AR: Do you think that a form of denial about environmental destruction is by believing that a lot of the warnings and messages are treated as just a prophecy rather than a reality?

CV: Absolutely. The ways of pushing away a reality are infinite, and they are all embedded in a worldview which has been studied by many people. There is a Cuban poet that I admire and mentioned a few times last night, his name is José Lezama Lima. He says that it is the power of the image that creates the foundation of history. So history responds to an image, an image, in this case, means a worldview. If people are brought up in the Christian-western idea that nature is to be controlled and dominated, then to destroy it is meaningless. You see, it’s all dependent on what most people believe: that science will come up with a solution. That is another form of denial. Science is not oriented towards looking for a solution, science is oriented towards profit. That is the condition of economy. If scientists don’t work for profit, they don’t have money for research, so the research is not oriented towards the survival of humanity. The desire not to see is driving this denial.

AR: Is this one of the reasons why you’ve pursued poetry and art? By making works and giving performances that can’t be contained and the awareness of how art and poetry can communicate certain ideas about what is possible?
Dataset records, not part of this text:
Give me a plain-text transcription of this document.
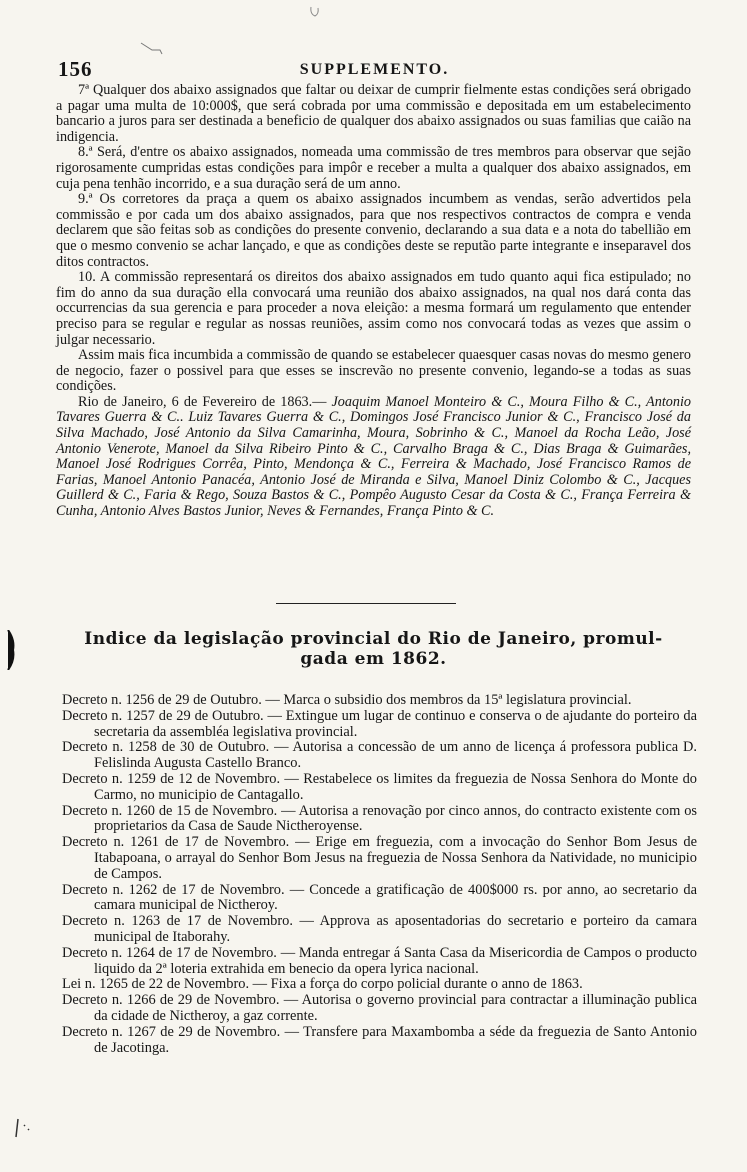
156	SUPPLEMENTO.

7ª Qualquer dos abaixo assignados que faltar ou deixar de cumprir fielmente estas condições será obrigado a pagar uma multa de 10:000$, que será cobrada por uma commissão e depositada em um estabelecimento bancario a juros para ser destinada a beneficio de qualquer dos abaixo assignados ou suas familias que caião na indigencia.

8.ª Será, d'entre os abaixo assignados, nomeada uma commissão de tres membros para observar que sejão rigorosamente cumpridas estas condições para impôr e receber a multa a qualquer dos abaixo assignados, em cuja pena tenhão incorrido, e a sua duração será de um anno.

9.ª Os corretores da praça a quem os abaixo assignados incumbem as vendas, serão advertidos pela commissão e por cada um dos abaixo assignados, para que nos respectivos contractos de compra e venda declarem que são feitas sob as condições do presente convenio, declarando a sua data e a nota do tabellião em que o mesmo convenio se achar lançado, e que as condições deste se reputão parte integrante e inseparavel dos ditos contractos.

10. A commissão representará os direitos dos abaixo assignados em tudo quanto aqui fica estipulado; no fim do anno da sua duração ella convocará uma reunião dos abaixo assignados, na qual nos dará conta das occurrencias da sua gerencia e para proceder a nova eleição: a mesma formará um regulamento que entender preciso para se regular e regular as nossas reuniões, assim como nos convocará todas as vezes que assim o julgar necessario.

Assim mais fica incumbida a commissão de quando se estabelecer quaesquer casas novas do mesmo genero de negocio, fazer o possivel para que esses se inscrevão no presente convenio, legando-se a todas as suas condições.

Rio de Janeiro, 6 de Fevereiro de 1863.— Joaquim Manoel Monteiro & C., Moura Filho & C., Antonio Tavares Guerra & C.. Luiz Tavares Guerra & C., Domingos José Francisco Junior & C., Francisco José da Silva Machado, José Antonio da Silva Camarinha, Moura, Sobrinho & C., Manoel da Rocha Leão, José Antonio Venerote, Manoel da Silva Ribeiro Pinto & C., Carvalho Braga & C., Dias Braga & Guimarães, Manoel José Rodrigues Corrêa, Pinto, Mendonça & C., Ferreira & Machado, José Francisco Ramos de Farias, Manoel Antonio Panacéa, Antonio José de Miranda e Silva, Manoel Diniz Colombo & C., Jacques Guillerd & C., Faria & Rego, Souza Bastos & C., Pompêo Augusto Cesar da Costa & C., França Ferreira & Cunha, Antonio Alves Bastos Junior, Neves & Fernandes, França Pinto & C.

Indice da legislação provincial do Rio de Janeiro, promul-
gada em 1862.

Decreto n. 1256 de 29 de Outubro. — Marca o subsidio dos membros da 15ª legislatura provincial.

Decreto n. 1257 de 29 de Outubro. — Extingue um lugar de continuo e conserva o de ajudante do porteiro da secretaria da assembléa legislativa provincial.

Decreto n. 1258 de 30 de Outubro. — Autorisa a concessão de um anno de licença á professora publica D. Felislinda Augusta Castello Branco.

Decreto n. 1259 de 12 de Novembro. — Restabelece os limites da freguezia de Nossa Senhora do Monte do Carmo, no municipio de Cantagallo.

Decreto n. 1260 de 15 de Novembro. — Autorisa a renovação por cinco annos, do contracto existente com os proprietarios da Casa de Saude Nictheroyense.

Decreto n. 1261 de 17 de Novembro. — Erige em freguezia, com a invocação do Senhor Bom Jesus de Itabapoana, o arrayal do Senhor Bom Jesus na freguezia de Nossa Senhora da Natividade, no municipio de Campos.

Decreto n. 1262 de 17 de Novembro. — Concede a gratificação de 400$000 rs. por anno, ao secretario da camara municipal de Nictheroy.

Decreto n. 1263 de 17 de Novembro. — Approva as aposentadorias do secretario e porteiro da camara municipal de Itaborahy.

Decreto n. 1264 de 17 de Novembro. — Manda entregar á Santa Casa da Misericordia de Campos o producto liquido da 2ª loteria extrahida em benecio da opera lyrica nacional.

Lei n. 1265 de 22 de Novembro. — Fixa a força do corpo policial durante o anno de 1863.

Decreto n. 1266 de 29 de Novembro. — Autorisa o governo provincial para contractar a illuminação publica da cidade de Nictheroy, a gaz corrente.

Decreto n. 1267 de 29 de Novembro. — Transfere para Maxambomba a séde da freguezia de Santo Antonio de Jacotinga.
CV: Yes, I began art and poetry as a very young girl, and my family always made fun of me. They said ‘Cecilia was born with a little pencil in her hand’, or my brothers would say ‘Cecilia is a factory of madness’ because I was constantly creating this or that form which is formless at the same time. Therefore, my art sort of seeps under, even though it has been censored and marginalised for so many decades – 40 years or so. I would say, somehow, my work finds a way to percolate, to go under and surface in another place. That’s not my doing, it’s the energy of what’s inside the poems, inside the images; they have a life, a life that connects it to other life forms.

AR: I appreciate the way you describe your work, Cloud-Net, during your performance last night. It speaks to the energy that you were just referring to. I haven’t seen a physical copy of Cloud-Net – only the images and I’ve listened to your references to it – but I feel like I’ve already encountered it in a sense. One of the things I admire about your work is that you speak philosophically about things in a way that’s inclusive and that doesn’t alienate.

CV: The most powerful images are always elemental images, like a cloud-basket. That is something that most people can picture. You’re lying on the ground and you’re looking up right now under the clouds and we can see these things.